Procrastination is the action of delaying or postponing something; it is an action that is common amongst teenagers and most adults. Although procrastination has nothing to do with self-control or productivity and can be a result of different emotions, there are many ways to avoid the causes and effects of procrastination and self-induced stress
Ashley Ferguson, an Upper School Guidance Counselor, shared her thoughts on students and procrastination.
“Students’ stress levels fluctuate depending on the time of the year; there are patterns like at the beginning of the quarter versus the end of the quarter,” Ferguson said.
Shelley Cave, the Upper School Learning Specialist, agreed with Ferguson and explained that the stress levels of students vary day to day, all caused by different things.
“Sometimes leaving things to the last minute can cause the stress level to increase, or sometimes not using time effectively can cause the stress level to increase,” Cave said.
Ferguson believes that due to the workload and rigorous academics Hockaday offers, that prioritizing classwork and homework is something that a majority of the students at Hockaday struggle with. Hesitation to do work, school or not, and self-caused stress are two things that both Cave and Ferguson have witnessed for many years.
“Procrastination is a part of everyone’s life and it is something we need to normalize,” Ferguson said.

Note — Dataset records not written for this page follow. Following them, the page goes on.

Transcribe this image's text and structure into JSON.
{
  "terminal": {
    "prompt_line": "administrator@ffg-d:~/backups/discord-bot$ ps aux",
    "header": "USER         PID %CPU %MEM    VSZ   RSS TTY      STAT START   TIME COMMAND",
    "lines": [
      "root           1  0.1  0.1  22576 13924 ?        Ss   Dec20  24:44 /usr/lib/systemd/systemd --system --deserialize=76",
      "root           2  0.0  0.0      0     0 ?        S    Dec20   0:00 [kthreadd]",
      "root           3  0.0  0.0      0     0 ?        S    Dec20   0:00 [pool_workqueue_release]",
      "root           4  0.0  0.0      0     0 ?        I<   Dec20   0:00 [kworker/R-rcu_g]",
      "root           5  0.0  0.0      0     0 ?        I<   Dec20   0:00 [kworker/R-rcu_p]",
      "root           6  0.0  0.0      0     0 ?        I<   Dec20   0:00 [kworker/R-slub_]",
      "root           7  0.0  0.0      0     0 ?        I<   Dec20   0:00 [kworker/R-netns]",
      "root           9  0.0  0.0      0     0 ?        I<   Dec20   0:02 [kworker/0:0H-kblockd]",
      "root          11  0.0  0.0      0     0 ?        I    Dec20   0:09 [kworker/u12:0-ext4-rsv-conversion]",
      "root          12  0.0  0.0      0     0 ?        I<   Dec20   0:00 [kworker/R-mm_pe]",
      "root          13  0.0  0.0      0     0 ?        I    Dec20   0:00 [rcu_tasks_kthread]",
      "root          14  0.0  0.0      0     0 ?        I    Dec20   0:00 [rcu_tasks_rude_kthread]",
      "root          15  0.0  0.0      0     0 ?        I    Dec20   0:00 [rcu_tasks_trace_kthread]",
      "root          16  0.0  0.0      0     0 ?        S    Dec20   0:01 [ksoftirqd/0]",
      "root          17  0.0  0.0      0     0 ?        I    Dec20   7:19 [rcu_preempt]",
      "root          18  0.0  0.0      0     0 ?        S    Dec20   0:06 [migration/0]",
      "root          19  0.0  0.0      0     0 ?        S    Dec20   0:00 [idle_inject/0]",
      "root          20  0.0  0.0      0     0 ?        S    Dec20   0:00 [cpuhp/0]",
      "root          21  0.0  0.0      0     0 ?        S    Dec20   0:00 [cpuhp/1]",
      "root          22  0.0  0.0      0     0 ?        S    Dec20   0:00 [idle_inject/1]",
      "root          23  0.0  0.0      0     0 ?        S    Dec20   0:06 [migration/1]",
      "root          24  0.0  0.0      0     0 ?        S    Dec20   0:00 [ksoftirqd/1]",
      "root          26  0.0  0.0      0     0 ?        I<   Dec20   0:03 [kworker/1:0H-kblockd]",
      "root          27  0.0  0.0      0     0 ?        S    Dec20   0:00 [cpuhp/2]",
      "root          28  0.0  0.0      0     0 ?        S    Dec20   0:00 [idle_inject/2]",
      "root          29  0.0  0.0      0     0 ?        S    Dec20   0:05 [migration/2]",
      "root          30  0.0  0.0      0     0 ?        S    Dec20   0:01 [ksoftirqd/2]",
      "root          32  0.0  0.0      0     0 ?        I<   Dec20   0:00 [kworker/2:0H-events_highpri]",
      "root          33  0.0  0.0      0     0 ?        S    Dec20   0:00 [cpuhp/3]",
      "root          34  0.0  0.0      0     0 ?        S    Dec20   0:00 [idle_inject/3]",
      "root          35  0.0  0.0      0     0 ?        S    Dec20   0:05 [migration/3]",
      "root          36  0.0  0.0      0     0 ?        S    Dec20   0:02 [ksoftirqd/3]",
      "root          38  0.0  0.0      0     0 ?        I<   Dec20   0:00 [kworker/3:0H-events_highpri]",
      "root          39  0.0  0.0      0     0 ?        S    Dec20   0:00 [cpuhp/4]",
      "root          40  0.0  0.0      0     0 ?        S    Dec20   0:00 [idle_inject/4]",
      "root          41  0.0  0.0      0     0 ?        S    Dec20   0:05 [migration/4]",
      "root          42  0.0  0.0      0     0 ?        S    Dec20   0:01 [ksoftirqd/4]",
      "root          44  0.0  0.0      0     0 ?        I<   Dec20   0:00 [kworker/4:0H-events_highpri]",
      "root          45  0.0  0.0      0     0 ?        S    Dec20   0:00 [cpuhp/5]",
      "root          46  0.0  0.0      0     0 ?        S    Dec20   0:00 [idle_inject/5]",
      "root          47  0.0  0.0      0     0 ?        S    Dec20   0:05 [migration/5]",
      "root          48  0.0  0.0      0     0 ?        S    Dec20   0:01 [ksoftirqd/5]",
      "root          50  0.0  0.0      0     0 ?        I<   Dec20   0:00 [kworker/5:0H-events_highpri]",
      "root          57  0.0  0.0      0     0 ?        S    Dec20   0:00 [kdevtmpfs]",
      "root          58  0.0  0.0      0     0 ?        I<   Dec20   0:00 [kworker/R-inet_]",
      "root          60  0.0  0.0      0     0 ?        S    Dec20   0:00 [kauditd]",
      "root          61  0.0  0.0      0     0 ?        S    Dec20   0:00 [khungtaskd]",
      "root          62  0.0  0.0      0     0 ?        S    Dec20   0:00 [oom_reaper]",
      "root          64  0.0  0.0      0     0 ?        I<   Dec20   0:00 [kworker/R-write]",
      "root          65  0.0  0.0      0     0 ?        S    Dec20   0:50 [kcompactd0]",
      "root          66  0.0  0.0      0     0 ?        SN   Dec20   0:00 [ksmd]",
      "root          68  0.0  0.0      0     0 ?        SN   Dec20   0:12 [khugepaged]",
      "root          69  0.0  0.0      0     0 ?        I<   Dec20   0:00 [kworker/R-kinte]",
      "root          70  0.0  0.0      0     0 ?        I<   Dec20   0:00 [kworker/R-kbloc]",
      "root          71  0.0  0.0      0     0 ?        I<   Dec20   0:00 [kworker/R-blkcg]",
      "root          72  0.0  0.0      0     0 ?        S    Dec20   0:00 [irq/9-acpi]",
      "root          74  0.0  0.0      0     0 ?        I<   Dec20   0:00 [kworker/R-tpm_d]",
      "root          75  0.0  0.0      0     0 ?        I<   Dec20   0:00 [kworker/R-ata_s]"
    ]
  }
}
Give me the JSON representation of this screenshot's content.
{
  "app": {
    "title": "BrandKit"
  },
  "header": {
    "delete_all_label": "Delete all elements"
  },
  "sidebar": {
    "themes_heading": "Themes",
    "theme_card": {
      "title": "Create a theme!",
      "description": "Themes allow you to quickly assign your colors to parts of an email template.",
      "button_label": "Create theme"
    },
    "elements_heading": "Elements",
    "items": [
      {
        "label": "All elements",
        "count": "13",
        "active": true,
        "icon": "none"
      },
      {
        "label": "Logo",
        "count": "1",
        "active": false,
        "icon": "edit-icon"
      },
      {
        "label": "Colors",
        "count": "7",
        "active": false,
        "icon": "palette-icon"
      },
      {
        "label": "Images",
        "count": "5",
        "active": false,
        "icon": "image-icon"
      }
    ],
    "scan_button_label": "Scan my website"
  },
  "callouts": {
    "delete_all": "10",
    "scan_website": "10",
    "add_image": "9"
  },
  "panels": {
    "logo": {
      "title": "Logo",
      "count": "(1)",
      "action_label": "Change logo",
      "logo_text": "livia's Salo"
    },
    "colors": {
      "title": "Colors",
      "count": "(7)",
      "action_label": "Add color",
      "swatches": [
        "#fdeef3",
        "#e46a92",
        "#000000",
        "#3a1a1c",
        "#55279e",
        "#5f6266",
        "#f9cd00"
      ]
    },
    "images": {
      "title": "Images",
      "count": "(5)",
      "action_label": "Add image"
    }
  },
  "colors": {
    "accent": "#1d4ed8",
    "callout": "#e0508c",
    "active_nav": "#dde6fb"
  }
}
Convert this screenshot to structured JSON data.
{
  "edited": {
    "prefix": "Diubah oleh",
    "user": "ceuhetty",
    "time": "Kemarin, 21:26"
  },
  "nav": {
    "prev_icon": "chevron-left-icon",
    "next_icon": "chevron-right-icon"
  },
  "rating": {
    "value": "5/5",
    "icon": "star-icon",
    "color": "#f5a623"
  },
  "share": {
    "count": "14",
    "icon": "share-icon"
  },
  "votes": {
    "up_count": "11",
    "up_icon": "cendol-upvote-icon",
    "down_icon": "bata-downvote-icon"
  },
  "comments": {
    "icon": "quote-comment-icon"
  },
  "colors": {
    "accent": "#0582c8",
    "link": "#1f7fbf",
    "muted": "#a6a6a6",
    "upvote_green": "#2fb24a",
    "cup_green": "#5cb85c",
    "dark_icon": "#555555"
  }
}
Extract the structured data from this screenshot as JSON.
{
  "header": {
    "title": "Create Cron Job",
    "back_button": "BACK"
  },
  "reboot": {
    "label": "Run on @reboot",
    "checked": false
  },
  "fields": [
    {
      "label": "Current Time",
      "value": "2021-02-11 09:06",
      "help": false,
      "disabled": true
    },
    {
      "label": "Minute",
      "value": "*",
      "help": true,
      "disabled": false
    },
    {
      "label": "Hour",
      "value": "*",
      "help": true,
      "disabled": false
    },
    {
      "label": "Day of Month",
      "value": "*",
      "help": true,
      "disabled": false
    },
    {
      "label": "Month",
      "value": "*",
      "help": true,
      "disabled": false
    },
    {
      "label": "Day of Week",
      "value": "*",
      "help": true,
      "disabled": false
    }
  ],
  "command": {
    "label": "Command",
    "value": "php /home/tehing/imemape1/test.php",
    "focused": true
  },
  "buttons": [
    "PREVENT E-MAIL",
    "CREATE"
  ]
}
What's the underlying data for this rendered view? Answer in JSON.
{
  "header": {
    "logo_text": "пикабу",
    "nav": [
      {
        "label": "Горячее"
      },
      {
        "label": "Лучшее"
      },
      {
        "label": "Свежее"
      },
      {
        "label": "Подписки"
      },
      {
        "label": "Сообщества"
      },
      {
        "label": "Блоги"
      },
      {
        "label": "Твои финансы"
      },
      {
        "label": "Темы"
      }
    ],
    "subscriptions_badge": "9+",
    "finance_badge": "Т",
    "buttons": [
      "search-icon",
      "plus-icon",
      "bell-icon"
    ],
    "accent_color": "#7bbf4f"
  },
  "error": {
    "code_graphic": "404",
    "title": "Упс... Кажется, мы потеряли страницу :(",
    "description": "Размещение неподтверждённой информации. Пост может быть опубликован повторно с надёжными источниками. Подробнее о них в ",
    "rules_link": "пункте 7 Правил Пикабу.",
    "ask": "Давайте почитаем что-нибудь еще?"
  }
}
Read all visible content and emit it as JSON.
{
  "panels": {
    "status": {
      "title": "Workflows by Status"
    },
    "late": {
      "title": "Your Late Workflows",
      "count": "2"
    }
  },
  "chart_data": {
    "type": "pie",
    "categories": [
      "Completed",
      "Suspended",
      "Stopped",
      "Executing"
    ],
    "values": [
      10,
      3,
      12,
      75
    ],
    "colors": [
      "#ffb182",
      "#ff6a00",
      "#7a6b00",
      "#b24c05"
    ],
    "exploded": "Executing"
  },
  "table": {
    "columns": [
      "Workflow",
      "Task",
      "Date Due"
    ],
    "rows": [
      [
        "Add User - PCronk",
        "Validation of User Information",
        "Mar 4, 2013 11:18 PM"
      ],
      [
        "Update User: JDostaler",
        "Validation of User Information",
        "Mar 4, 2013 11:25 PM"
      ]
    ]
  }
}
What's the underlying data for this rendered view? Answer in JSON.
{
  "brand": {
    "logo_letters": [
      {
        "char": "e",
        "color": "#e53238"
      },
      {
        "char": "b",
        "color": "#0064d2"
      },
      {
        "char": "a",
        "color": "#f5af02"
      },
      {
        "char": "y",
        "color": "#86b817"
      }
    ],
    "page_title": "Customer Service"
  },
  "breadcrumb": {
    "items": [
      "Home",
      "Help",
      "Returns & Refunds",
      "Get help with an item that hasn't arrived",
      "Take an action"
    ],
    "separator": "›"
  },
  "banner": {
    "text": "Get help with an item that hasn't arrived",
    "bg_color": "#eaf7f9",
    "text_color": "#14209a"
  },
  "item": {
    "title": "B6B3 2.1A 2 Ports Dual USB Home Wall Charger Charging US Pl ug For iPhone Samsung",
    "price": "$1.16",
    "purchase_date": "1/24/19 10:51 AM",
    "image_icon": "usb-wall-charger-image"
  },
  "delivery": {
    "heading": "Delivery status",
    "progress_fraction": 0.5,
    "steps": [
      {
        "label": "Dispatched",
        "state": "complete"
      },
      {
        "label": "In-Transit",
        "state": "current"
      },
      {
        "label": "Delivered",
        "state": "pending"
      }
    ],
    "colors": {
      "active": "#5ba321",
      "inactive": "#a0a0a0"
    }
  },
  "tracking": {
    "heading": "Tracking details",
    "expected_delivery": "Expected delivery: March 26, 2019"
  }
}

When interviewing students at Hockaday, it was revealed that procrastination is a common trait and does greatly affect stress levels. For example, Jordan Stock, a Freshmen, regulates her procrastination and a high stress level every day because she is easily distracted, and never finishes her work.
“I procrastinate because by the time I get home from school I am just so done,” Stock said. “I go directly from classes to working out, and then go straight home; I want a break, and the break just ends up being too long.”
Izzy Page and Kaitlin Kelly, both Hockaday Sophomores, deal with procrastination on a daily basis.
“Procrastination calms me down in the moment of procrastinating, but makes me more stressed when I actually have to do the work,” Page said.
Page and Kelly both tend to procrastinate on large assignments, tests or papers; however, both students have found a way to manage their stress and complete their assignments on time. When faced with the aftermath of her previous procrastination session(s), Kelly focuses and convinces herself that she will be okay.
“In that moment, I don’t have time to worry, just work,” Kelly said.
Although procrastination is normal, Ferguson makes it clear that it cannot be your “go-to” because then it becomes your crutch or maladaptive coping skill. Furthermore, she emphasized the dangers of procrastination that it truly does more harm than good in the long run.
So, how do we fight the temptation to procrastinate? How do we decrease our stress level? Cave suggests planning your assignments and upcoming assessments to avoid procrastination and self-induced stress.
“Talk through your calendar with someone, like a trusted adult, but maybe not a parent,” Cave said. “Parents spend more time with you in the home zone versus the work zone, therefore a teacher or advisor might be best for this.”
Ferguson believes that a lack of sleep is a great cause of procrastination and self-induced stress. She explains that although studying is important, sleep is also important. The less sleep a student gets, the less she is able to focus in class, creating frustrated and irritated students.
“Plan. Sometimes procrastination is due to a lack of planning,” Ferguson said.
Stress and procrastination are a part of life, learning to control and manage those things will help you to have a successful high school career and life.